Habanero Mango Shrimp Bowl
Sometimes you want to make a healthy meal with as little mess as possible and this habanero mango rubbed shrimp bowl hits on both requirements. You can use white rice, brown rice, black beans or quinoa as the base of this bowl. Heck I used rice and black beans. The combinations are almost limitless. Well…I don’t know about limitless, because numbers hurt my head but there are a lot of different combinations.
I used our habanero mango rub for the shrimp. You can control the amount of heat with the amount of rub that you apply. I like mine hot so of course I added more. The rub hits you with a pleasant heat and then the sweetness of the mango really cools it down. You can almost add whatever vegetables you have around.
For this recipe I diced fresh tomatoes, orange bell pepper and avocado then added that to my base of rice and black beans. Topped with a little bit of ranch dressing and for me some Sriracha and you have a healthy one dish meal.
Begin by cooking your rice using any method your prefer… rice maker, instant pot or stovetop. Whatever method you use I love to use chicken broth instead of water. You get much more flavorful rice.

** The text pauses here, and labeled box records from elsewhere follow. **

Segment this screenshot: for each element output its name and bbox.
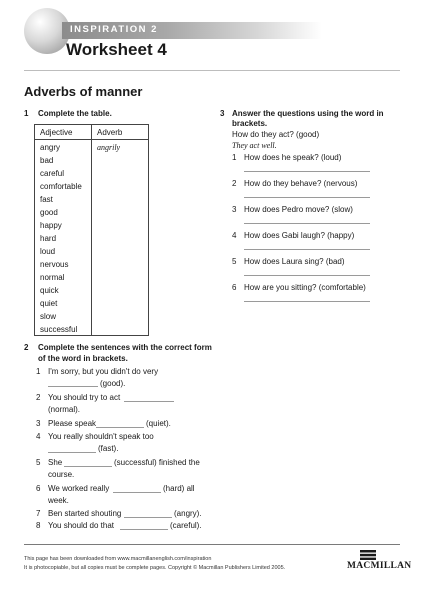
sentence-text: She (48, 458, 63, 467)
item-number: 3 (36, 419, 41, 428)
example-question: How do they act? (good) (232, 130, 320, 139)
answer-line[interactable] (244, 301, 370, 302)
sentence-text: You should do that (48, 521, 114, 530)
sentence-text: week. (48, 496, 69, 505)
task2-instruction-line: Complete the sentences with the correct form (38, 343, 212, 352)
task2-instruction-line: of the word in brackets. (38, 354, 128, 363)
question-text: How does Pedro move? (slow) (244, 205, 353, 214)
adjective-cell: nervous (40, 260, 69, 269)
adjective-cell: loud (40, 247, 56, 256)
sentence-text: Please speak (48, 419, 97, 428)
sentence-text: (normal). (48, 405, 81, 414)
sentence-text: (fast). (98, 444, 119, 453)
task3-instruction-line: brackets. (232, 119, 268, 128)
question-text: How does he speak? (loud) (244, 153, 342, 162)
item-number: 8 (36, 521, 41, 530)
sentence-text: (angry). (174, 509, 202, 518)
adjective-cell: quick (40, 286, 59, 295)
item-number: 3 (232, 205, 237, 214)
series-label: INSPIRATION 2 (70, 24, 158, 35)
table-header-divider (35, 139, 148, 140)
item-number: 2 (36, 393, 41, 402)
header-divider (24, 70, 400, 71)
sentence-text: (hard) all (163, 484, 195, 493)
sentence-text: Ben started shouting (48, 509, 122, 518)
example-adverb-cell: angrily (97, 143, 121, 152)
task1-instruction: Complete the table. (38, 109, 112, 118)
item-number: 1 (232, 153, 237, 162)
macmillan-logo-text: MACMILLAN (347, 561, 412, 571)
sentence-text: course. (48, 470, 75, 479)
adjective-cell: good (40, 208, 58, 217)
adjective-cell: happy (40, 221, 62, 230)
question-text: How are you sitting? (comfortable) (244, 283, 366, 292)
footer-divider (24, 544, 400, 545)
item-number: 1 (36, 367, 41, 376)
adjective-adverb-table (34, 124, 149, 336)
adjective-cell: angry (40, 143, 61, 152)
item-number: 6 (36, 484, 41, 493)
item-number: 4 (36, 432, 41, 441)
adjective-cell: quiet (40, 299, 58, 308)
answer-blank[interactable] (124, 401, 174, 402)
example-answer: They act well. (232, 141, 277, 150)
answer-line[interactable] (244, 197, 370, 198)
adjective-cell: normal (40, 273, 65, 282)
answer-blank[interactable] (113, 492, 161, 493)
question-text: How does Gabi laugh? (happy) (244, 231, 355, 240)
item-number: 4 (232, 231, 237, 240)
table-header-adverb: Adverb (97, 128, 123, 137)
answer-blank[interactable] (48, 386, 98, 387)
sentence-text: (careful). (170, 521, 202, 530)
answer-line[interactable] (244, 275, 370, 276)
series-band (62, 22, 322, 39)
item-number: 6 (232, 283, 237, 292)
answer-blank[interactable] (96, 427, 144, 428)
sentence-text: You really shouldn't speak too (48, 432, 154, 441)
sentence-text: I'm sorry, but you didn't do very (48, 367, 159, 376)
adjective-cell: bad (40, 156, 54, 165)
adjective-cell: careful (40, 169, 65, 178)
adjective-cell: successful (40, 325, 78, 334)
task3-number: 3 (220, 109, 225, 118)
task3-instruction-line: Answer the questions using the word in (232, 109, 384, 118)
footer-download-note: This page has been downloaded from www.macmillanenglish.com/inspiration (24, 556, 212, 562)
answer-blank[interactable] (120, 529, 168, 530)
answer-line[interactable] (244, 223, 370, 224)
sentence-text: (successful) finished the (114, 458, 200, 467)
worksheet-header (0, 0, 424, 80)
item-number: 7 (36, 509, 41, 518)
task1-number: 1 (24, 109, 29, 118)
sentence-text: You should try to act (48, 393, 121, 402)
table-column-divider (91, 125, 92, 335)
adjective-cell: comfortable (40, 182, 82, 191)
section-title: Adverbs of manner (24, 84, 143, 99)
question-text: How do they behave? (nervous) (244, 179, 358, 188)
answer-blank[interactable] (124, 517, 172, 518)
answer-line[interactable] (244, 171, 370, 172)
worksheet-title: Worksheet 4 (66, 40, 167, 59)
item-number: 2 (232, 179, 237, 188)
macmillan-logo-icon (360, 550, 376, 560)
adjective-cell: slow (40, 312, 57, 321)
answer-line[interactable] (244, 249, 370, 250)
adjective-cell: hard (40, 234, 57, 243)
sentence-text: (good). (100, 379, 126, 388)
question-text: How does Laura sing? (bad) (244, 257, 345, 266)
answer-blank[interactable] (48, 452, 96, 453)
adjective-cell: fast (40, 195, 53, 204)
table-header-adjective: Adjective (40, 128, 73, 137)
sentence-text: We worked really (48, 484, 110, 493)
task2-number: 2 (24, 343, 29, 352)
footer-copyright: It is photocopiable, but all copies must be complete pages. Copyright © Macmillan Publishers Limited 2005. (24, 565, 286, 571)
answer-blank[interactable] (64, 466, 112, 467)
sentence-text: (quiet). (146, 419, 171, 428)
item-number: 5 (36, 458, 41, 467)
item-number: 5 (232, 257, 237, 266)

Season shrimp with habanero mango rub or seasoning of your choice and set aside.
Dice your vegetables and begin heating the black beans over medium low heat. Season beans with salt & pepper.
Heat olive oil over medium high heat. Once oil is heated add shrimp and cook 1-2 minutes per side. Remove from heat.
Plate rice in bowl and add warmed blacked beans. Add shrimp, tomatoes, bell pepper and avocado. Squirt ranch dressing (or Veggie Lotion) over the top and if you are like me a little bit of Sriracha.
For this shrimp bowl you can add whatever toppings you like. Make this bowl special for your family by adding more or taking some away. Customize it to your family’s likes or dislikes.